In another project, a Mohawk ROV will be used to help answer a question Morton said he hears often: “Why are you protecting the super-deep areas in the Tortugas South Reserve that go down about 1,700 feet?”

The ROV is going where divers cannot.

The Nancy Foster will methodically cruise back and forth on the ocean’s surface as if it’s “mowing the lawn” while a multibeam sonar creates a high-definition map of the ocean floor by shooting sound waves to the seabed and listening to their reflections.

Simultaneously, another machine that is like a “fish finder on steroids” is superimposing information about the marine life over an ocean-floor structure map.

“This is a collaborative effort to look for critical bathymetric features that fish might be using as cues for an aggregation site,” Donahue said.

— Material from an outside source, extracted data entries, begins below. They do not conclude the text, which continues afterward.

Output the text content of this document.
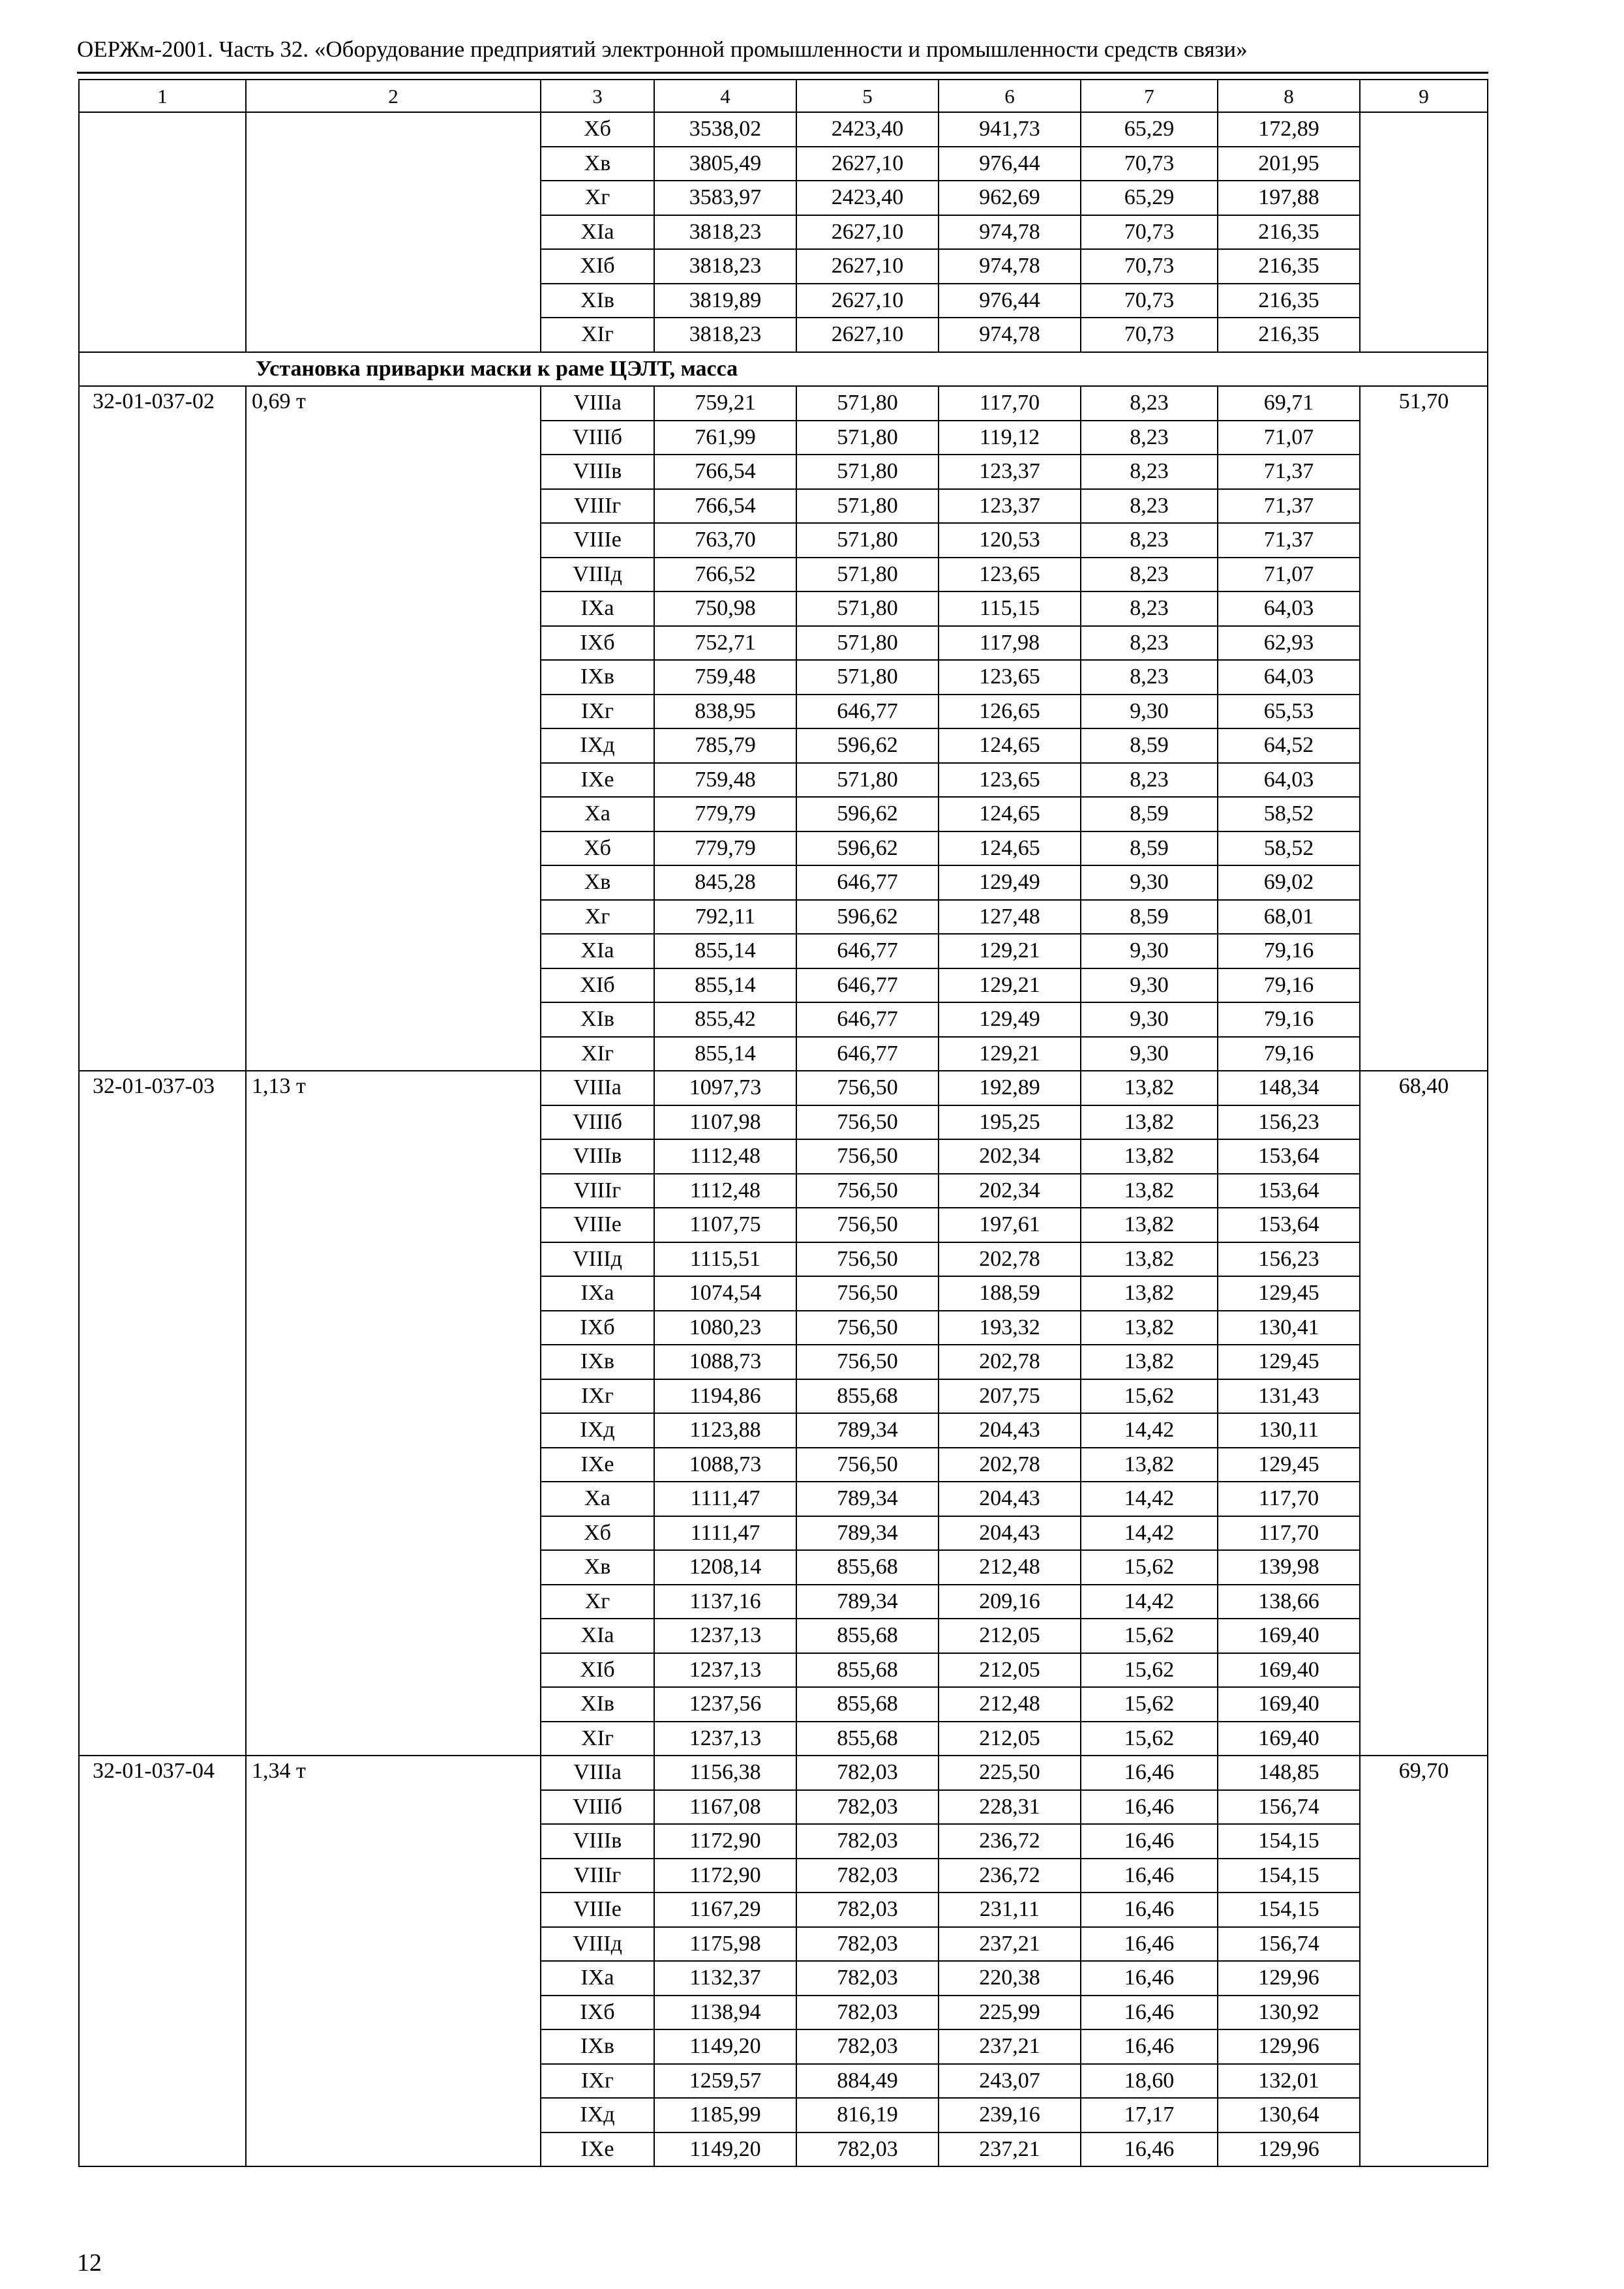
ОЕРЖм-2001. Часть 32. «Оборудование предприятий электронной промышленности и промышленности средств связи»
1	2	3	4	5	6	7	8	9
		Xб	3538,02	2423,40	941,73	65,29	172,89	
		Xв	3805,49	2627,10	976,44	70,73	201,95	
		Xг	3583,97	2423,40	962,69	65,29	197,88	
		XIа	3818,23	2627,10	974,78	70,73	216,35	
		XIб	3818,23	2627,10	974,78	70,73	216,35	
		XIв	3819,89	2627,10	976,44	70,73	216,35	
		XIг	3818,23	2627,10	974,78	70,73	216,35	
Установка приварки маски к раме ЦЭЛТ, масса								
32-01-037-02	0,69 т	VIIIа	759,21	571,80	117,70	8,23	69,71	51,70
		VIIIб	761,99	571,80	119,12	8,23	71,07	
		VIIIв	766,54	571,80	123,37	8,23	71,37	
		VIIIг	766,54	571,80	123,37	8,23	71,37	
		VIIIе	763,70	571,80	120,53	8,23	71,37	
		VIIIд	766,52	571,80	123,65	8,23	71,07	
		IXа	750,98	571,80	115,15	8,23	64,03	
		IXб	752,71	571,80	117,98	8,23	62,93	
		IXв	759,48	571,80	123,65	8,23	64,03	
		IXг	838,95	646,77	126,65	9,30	65,53	
		IXд	785,79	596,62	124,65	8,59	64,52	
		IXе	759,48	571,80	123,65	8,23	64,03	
		Xа	779,79	596,62	124,65	8,59	58,52	
		Xб	779,79	596,62	124,65	8,59	58,52	
		Xв	845,28	646,77	129,49	9,30	69,02	
		Xг	792,11	596,62	127,48	8,59	68,01	
		XIа	855,14	646,77	129,21	9,30	79,16	
		XIб	855,14	646,77	129,21	9,30	79,16	
		XIв	855,42	646,77	129,49	9,30	79,16	
		XIг	855,14	646,77	129,21	9,30	79,16	
32-01-037-03	1,13 т	VIIIа	1097,73	756,50	192,89	13,82	148,34	68,40
		VIIIб	1107,98	756,50	195,25	13,82	156,23	
		VIIIв	1112,48	756,50	202,34	13,82	153,64	
		VIIIг	1112,48	756,50	202,34	13,82	153,64	
		VIIIе	1107,75	756,50	197,61	13,82	153,64	
		VIIIд	1115,51	756,50	202,78	13,82	156,23	
		IXа	1074,54	756,50	188,59	13,82	129,45	
		IXб	1080,23	756,50	193,32	13,82	130,41	
		IXв	1088,73	756,50	202,78	13,82	129,45	
		IXг	1194,86	855,68	207,75	15,62	131,43	
		IXд	1123,88	789,34	204,43	14,42	130,11	
		IXе	1088,73	756,50	202,78	13,82	129,45	
		Xа	1111,47	789,34	204,43	14,42	117,70	
		Xб	1111,47	789,34	204,43	14,42	117,70	
		Xв	1208,14	855,68	212,48	15,62	139,98	
		Xг	1137,16	789,34	209,16	14,42	138,66	
		XIа	1237,13	855,68	212,05	15,62	169,40	
		XIб	1237,13	855,68	212,05	15,62	169,40	
		XIв	1237,56	855,68	212,48	15,62	169,40	
		XIг	1237,13	855,68	212,05	15,62	169,40	
32-01-037-04	1,34 т	VIIIа	1156,38	782,03	225,50	16,46	148,85	69,70
		VIIIб	1167,08	782,03	228,31	16,46	156,74	
		VIIIв	1172,90	782,03	236,72	16,46	154,15	
		VIIIг	1172,90	782,03	236,72	16,46	154,15	
		VIIIе	1167,29	782,03	231,11	16,46	154,15	
		VIIIд	1175,98	782,03	237,21	16,46	156,74	
		IXа	1132,37	782,03	220,38	16,46	129,96	
		IXб	1138,94	782,03	225,99	16,46	130,92	
		IXв	1149,20	782,03	237,21	16,46	129,96	
		IXг	1259,57	884,49	243,07	18,60	132,01	
		IXд	1185,99	816,19	239,16	17,17	130,64	
		IXе	1149,20	782,03	237,21	16,46	129,96	
12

Morton added: “This information doesn’t have the ‘wow’ factor of fish-tagging and ROVs, but it’s what really tells the story: ‘What is the place and what is the type of habitat? What is the depth? What are the features? Is it flat ledges or deep drop-offs?’”

This time the science party is particularly interested in the west side of the Tortugas bank, where large snowy grouper hang out. This western area is currently not protected, but the Sanctuary Advisory Committee has recommended that it be added to the no-take zone. In exchange, the committee also recommends giving a southern portion of the reserve back to fishermen.

“There’s a perception in the community that the sanctuary only takes and never gives back,” said Bergh, the Florida Keys progam director for The Nature Conservancy. “I’d like to see the sanctuary prove that wrong. As new information becomes available, the sanctuary can adapt, and it does listen to science and the public.”